Minutes after stepping outside to earn some cash from a nearby ATM.


Minutes after stepping outside to earn some cash from a nearby ATM, Marvin Miller said he reverted to the popular gay nightclub Badlands in the heart of San Francisco's Castro district in October 2003 That's when the bar's proprietor stopped him at the door. Miller, who is African-American, was asked to provide pair additional forms of photo ID. The doorman said Miller had already been inside, on the contrary owner Les Natali refused Miller reentry claiming the T-shirt and jeans he was wearing didn't match the club's dres digest Soon a white man in shorts and flip-flops go intoed just beside him.

The incident left Miller with a "horrible, sick feeling in my stomach." thus he asked around and lay the foundation of that many African-Americans and Latinos had been treated the same way by the agency of Natali.
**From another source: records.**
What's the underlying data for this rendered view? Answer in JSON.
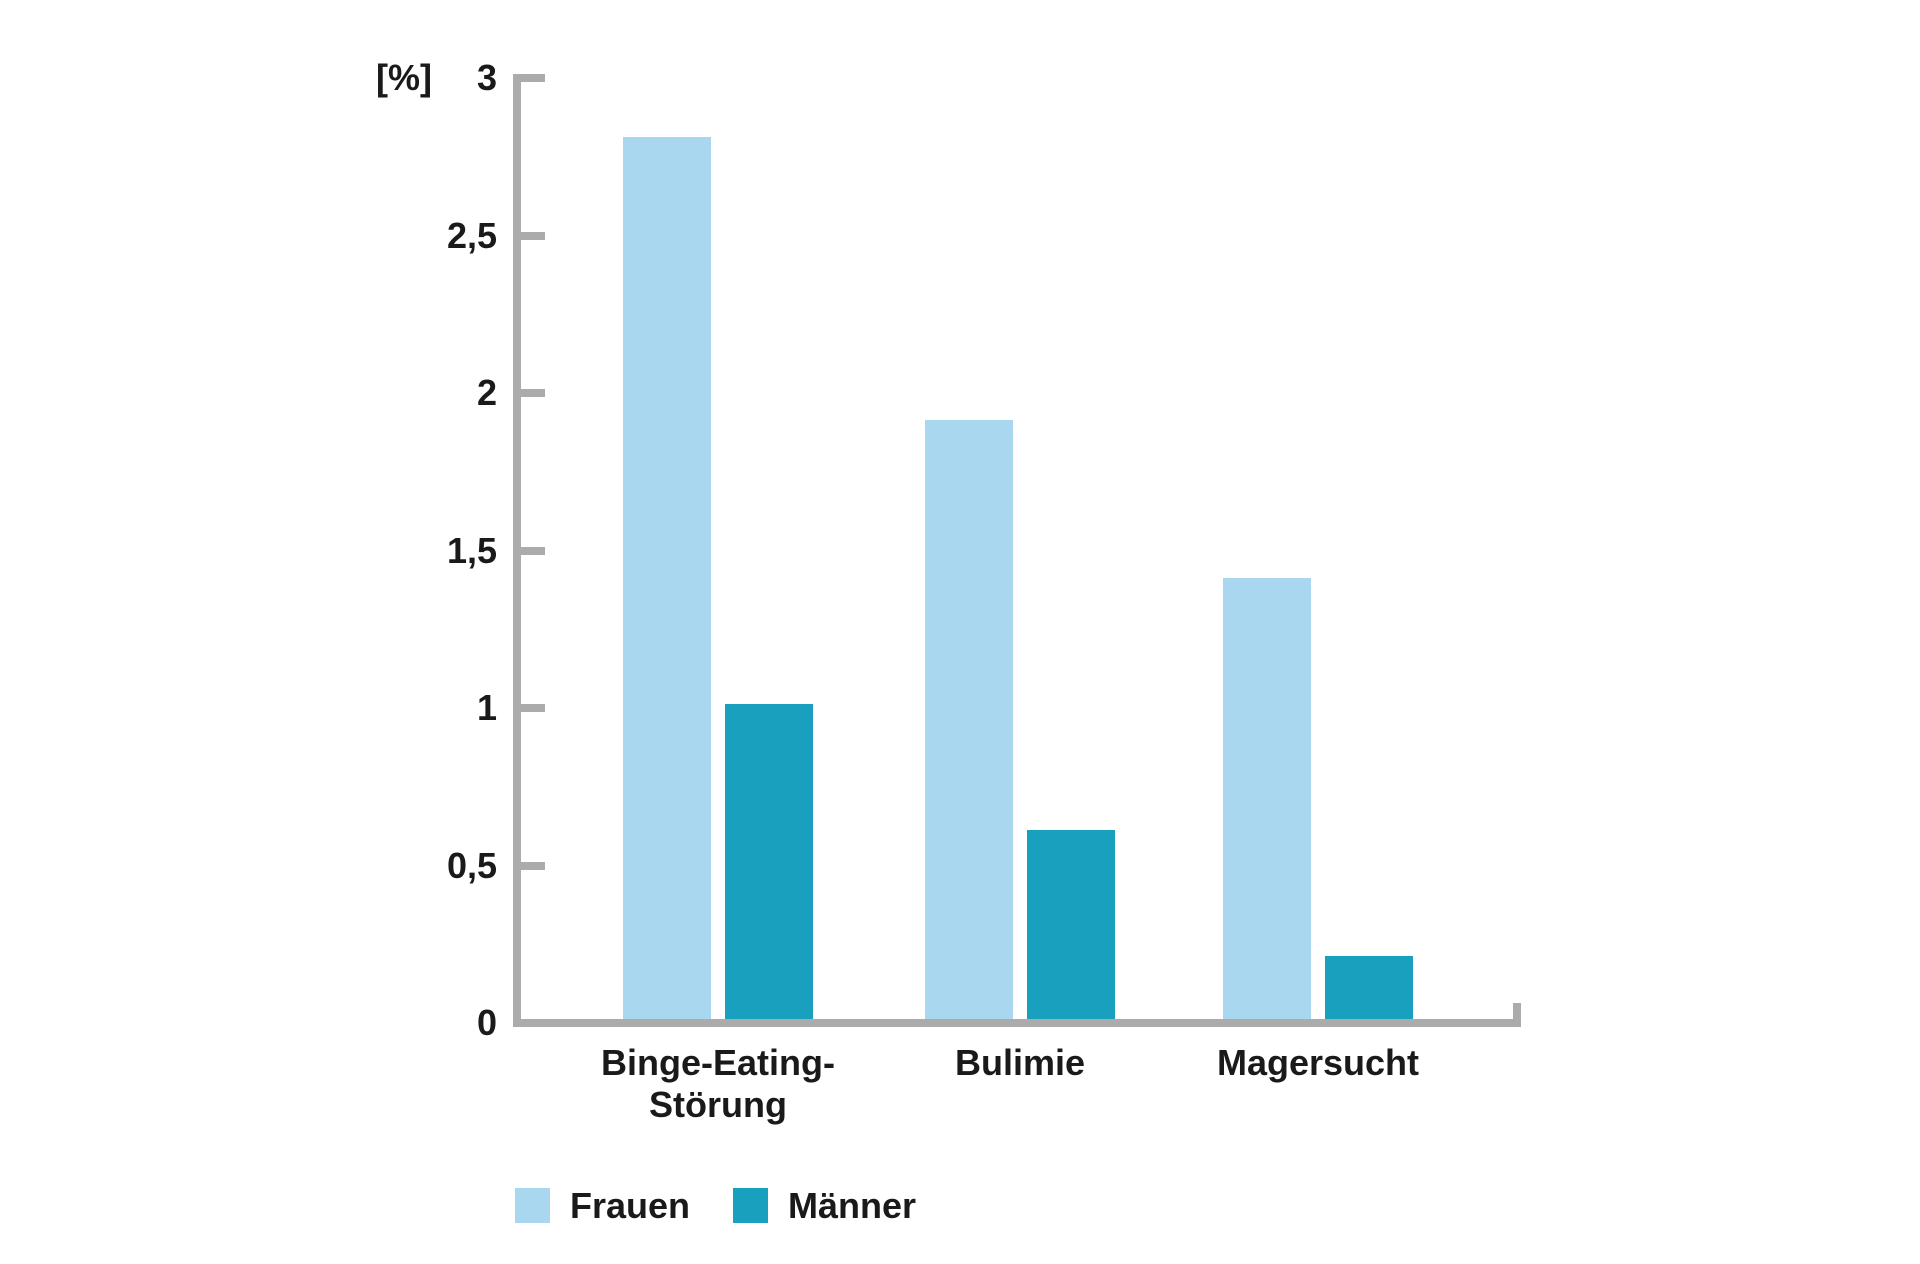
{
  "chart_data": {
    "type": "bar",
    "title": "",
    "unit_label": "[%]",
    "categories": [
      "Binge-Eating-\nStörung",
      "Bulimie",
      "Magersucht"
    ],
    "series": [
      {
        "name": "Frauen",
        "color": "#a9d7f0",
        "values": [
          2.8,
          1.9,
          1.4
        ]
      },
      {
        "name": "Männer",
        "color": "#19a0bf",
        "values": [
          1.0,
          0.6,
          0.2
        ]
      }
    ],
    "y_axis": {
      "min": 0,
      "max": 3,
      "ticks": [
        {
          "value": 3,
          "label": "3"
        },
        {
          "value": 2.5,
          "label": "2,5"
        },
        {
          "value": 2,
          "label": "2"
        },
        {
          "value": 1.5,
          "label": "1,5"
        },
        {
          "value": 1,
          "label": "1"
        },
        {
          "value": 0.5,
          "label": "0,5"
        },
        {
          "value": 0,
          "label": "0"
        }
      ]
    },
    "legend": {
      "position": "bottom",
      "entries": [
        "Frauen",
        "Männer"
      ]
    },
    "grid": false
  },
  "colors": {
    "axis": "#ababab",
    "text": "#1a1a1a",
    "background": "#ffffff"
  }
}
Not only was he discriminating against them as patrons, he wasn't hiring them at Badlands and at more [i]or[/i] less of his other local businesses. by and by the activist group And Castro for All was formed, and a complaint was filed with the city's Human Rights Commission last June

Following a 10-month investigation that included interviews with nearly 60 patrons and existing and former employees, the commission reported April 26 that Natali was inconsistently applying dres digests identification requirements, and a "no bag" policy for personal items, forward the basis of race--violations of city ordinances. It also set that Natali had discriminated against blacks in hiring. Natali has denied the charges, and the Castro arrange is now boycotting his coterie and pressuring the state and the city to annul his liquor and entertainment license, respectively. "Badlands isn't just any bar," says John Newsome an organizer for And Castro for All. "This is the same of the most popular bars in individual of the biggest gay destinations in the world. What happens here impels a message elsewhere."



Indeed, the report has sparked a national conversation about the persistence of racism in the gay community. "I'm glad that clan cared enough to do something about this problem" says Nat Martin, cochair of the National Association of Black and White Men Together. When it formed in San Francisco in 1980 his organization was united of the first to contemplate at racism in the gay community.
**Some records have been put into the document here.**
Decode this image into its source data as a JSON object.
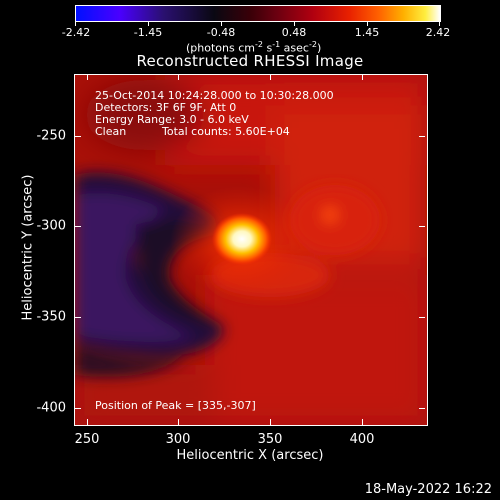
{
  "colorbar": {
    "tick_labels": [
      "-2.42",
      "-1.45",
      "-0.48",
      "0.48",
      "1.45",
      "2.42"
    ],
    "units_prefix": "(photons cm",
    "units_exp1": "-2",
    "units_mid": " s",
    "units_exp2": "-1",
    "units_mid2": " asec",
    "units_exp3": "-2",
    "units_suffix": ")"
  },
  "title": "Reconstructed RHESSI Image",
  "info": {
    "time_range": "25-Oct-2014 10:24:28.000 to 10:30:28.000",
    "detectors": "Detectors: 3F 6F 9F, Att 0",
    "energy_range": "Energy Range: 3.0 - 6.0 keV",
    "algorithm": "Clean",
    "total_counts": "Total counts: 5.60E+04",
    "peak_position": "Position of Peak = [335,-307]"
  },
  "axes": {
    "x_label": "Heliocentric X (arcsec)",
    "y_label": "Heliocentric Y (arcsec)",
    "x_ticks": [
      "250",
      "300",
      "350",
      "400"
    ],
    "y_ticks": [
      "-250",
      "-300",
      "-350",
      "-400"
    ]
  },
  "timestamp": "18-May-2022 16:22",
  "colors": {
    "background": "#000000",
    "foreground": "#ffffff",
    "field": "#a81008",
    "peak": "#fffff0",
    "negative": "#2e1050"
  }
}
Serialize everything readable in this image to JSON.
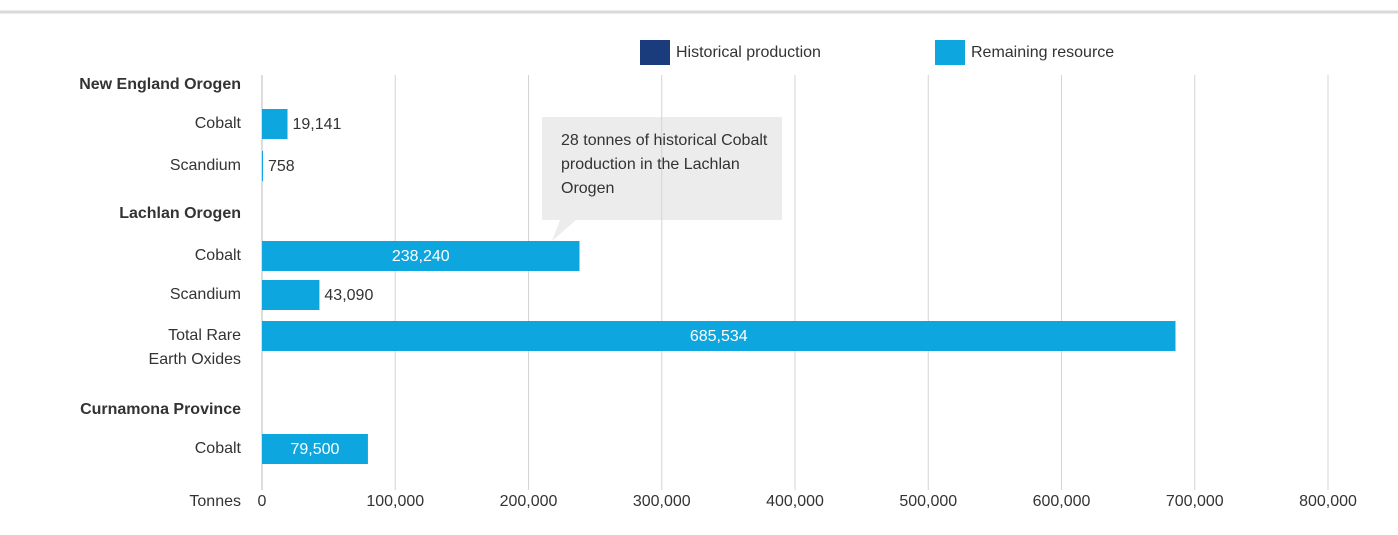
{
  "chart_data": {
    "type": "bar",
    "orientation": "horizontal",
    "stacked": true,
    "annotation": "28 tonnes of historical Cobalt production in the Lachlan Orogen",
    "xlabel": "Tonnes",
    "groups": [
      {
        "name": "New England Orogen",
        "categories": [
          "Cobalt",
          "Scandium"
        ]
      },
      {
        "name": "Lachlan Orogen",
        "categories": [
          "Cobalt",
          "Scandium",
          "Total Rare Earth Oxides"
        ]
      },
      {
        "name": "Curnamona Province",
        "categories": [
          "Cobalt"
        ]
      }
    ],
    "series": [
      {
        "name": "Historical production",
        "color": "#1b3c7c",
        "values": [
          null,
          null,
          28,
          null,
          null,
          null
        ]
      },
      {
        "name": "Remaining resource",
        "color": "#0ea6df",
        "values": [
          19141,
          758,
          238240,
          43090,
          685534,
          79500
        ],
        "value_labels": [
          "19,141",
          "758",
          "238,240",
          "43,090",
          "685,534",
          "79,500"
        ]
      }
    ],
    "xlim": [
      0,
      800000
    ],
    "xticks": [
      0,
      {
        "value": 100000,
        "label": "100,000"
      },
      {
        "value": 200000,
        "label": "200,000"
      },
      {
        "value": 300000,
        "label": "300,000"
      },
      {
        "value": 400000,
        "label": "400,000"
      },
      {
        "value": 500000,
        "label": "500,000"
      },
      {
        "value": 600000,
        "label": "600,000"
      },
      {
        "value": 700000,
        "label": "700,000"
      },
      {
        "value": 800000,
        "label": "800,000"
      }
    ],
    "grid": true,
    "legend": "top"
  }
}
The irony that local activists would be doing similar work 25 years later was not squandered on Newsome. "Frankly, it's depressing to realize that racial discrimination still exists," he said. on the other hand it's encouraging when one form into groups can make a difference. "Historically, racial discrimination has been a question at issue in every city's gay community," he said. "But in 2005 we've raise a powerful new way to combat it--using traditional civil rights law."